Shaming people can be a powerful tool for changing behavior and establishing norms. Jennifer Jacquet (Professor of Environmental Studies at New York University) in Is Shame Necessary?: New Uses for an Old Tool explains how people can shame selectively and effectively.
This post is a summary of her “7 habits of highly effective shaming.” Her suggestions focus on shaming large institutions such as governments and corporations. Keep in mind that these guidelines are not biblical principles per se. These principles do not apply to restorative shaming in personal relationships or small communities. The focus is on institutional shaming for systemic change.
- The audience should care. The social group that learns about the shameful behavior should also be the victim. If a company is polluting a town’s water supply, their shameful behavior should be exposed to those citizens to get them engaged. However, when the pizza man delivers the wrong pizza, that doesn’t affect other people—so there is no need to rant on Twitter, just call the company directly.

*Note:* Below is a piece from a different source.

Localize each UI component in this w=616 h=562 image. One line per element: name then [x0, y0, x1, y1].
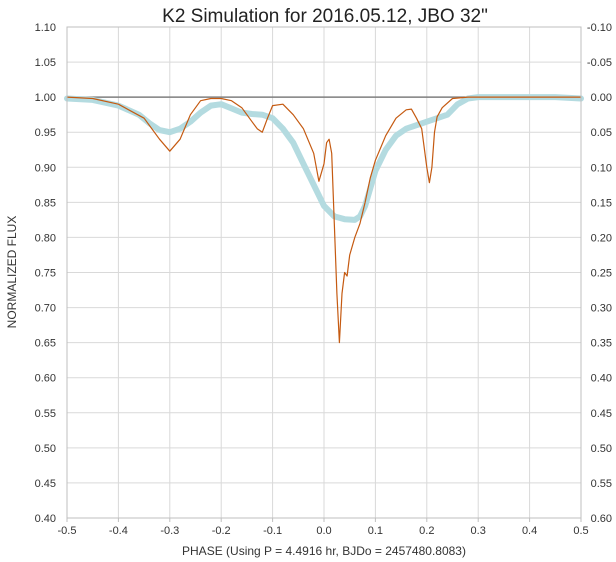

- The actual behavior should not be desired. There must be a big gap between reality and expectations. Shame is a strong solution. Like antibiotics, you don’t want to overuse it, or it loses its effect. So, shame should be reserved for extreme circumstances.
- Formal punishment should be absent. Shaming is a last resort, not a preferred option. You should first try to work through established protocol and systems as much as possible. But when legal recourse of intuitional structures does not allow justice, shame may be your best tool. For example, the financial industry received a $245 billion tax-payer bailout in 2008, then paid executives $20 billion bonuses and took lavish corporate retreats. There was nothing technically illegal with that behavior, so President Obama called them out as “shameful.” The U.N.’s Declaration on Human Rights has no legal teeth, so organizations like Human Rights Watch investigate and expose shameful behavior to enforce behavior.
- The transgressor should feel ashamed. The person should be sensitive to the group’s opinion. The source of the shaming is important. Shaming works when it comes from a member of the in-group. This works because the shamed do not want to be excluded from the group; they feel the threat of rejection. So, the people who are exposed must always have a chance to reintegrate into the group. The group must have a process of re-honoring the exposed.
- The audience should trust the shamer. People who shame must have credibility. If you expose someone, will others trust your report, or will they suspect your motives? The shame must be above reproach as well. An evangelical leader who says “morality matters” but gets caught cheating has no integrity. A government that lectures other countries on human rights loses credibility when they torture people.
- Shaming should have definite benefits. Our attention is limited, so frivolous shaming accomplishes nothing. When a problem is large scale, focus your intent on a specific incident. To limit fossil fuels, shaming 3 billion people won’t work, but you could expose the antics of oil producers to shape behavior. The various “Dirty Dozen” lists are examples of focused shaming.
- Implement strategically. Your method for shaming should be carefully considered. You must engage an audience. Sometimes the mere threat of shame suffices: a letter informing people that the names of all non-voters would be listed in the local paper had a significant increase in voter turnout. Other times you need a long-term plan: the ministry Open Doors publishes the “World Watch List,” an annual report of the top 50 countries where Christian persecution is most severe. This helps makes religious persecution a factor in international relations.
These 7 habits are not a moral justification for shaming. Rather, they are descriptions of how shaming can be an effective tool for changing behavior. In that regard, I find Jacquet’s list (and entire book) an insightful reflection on the positive uses of shame.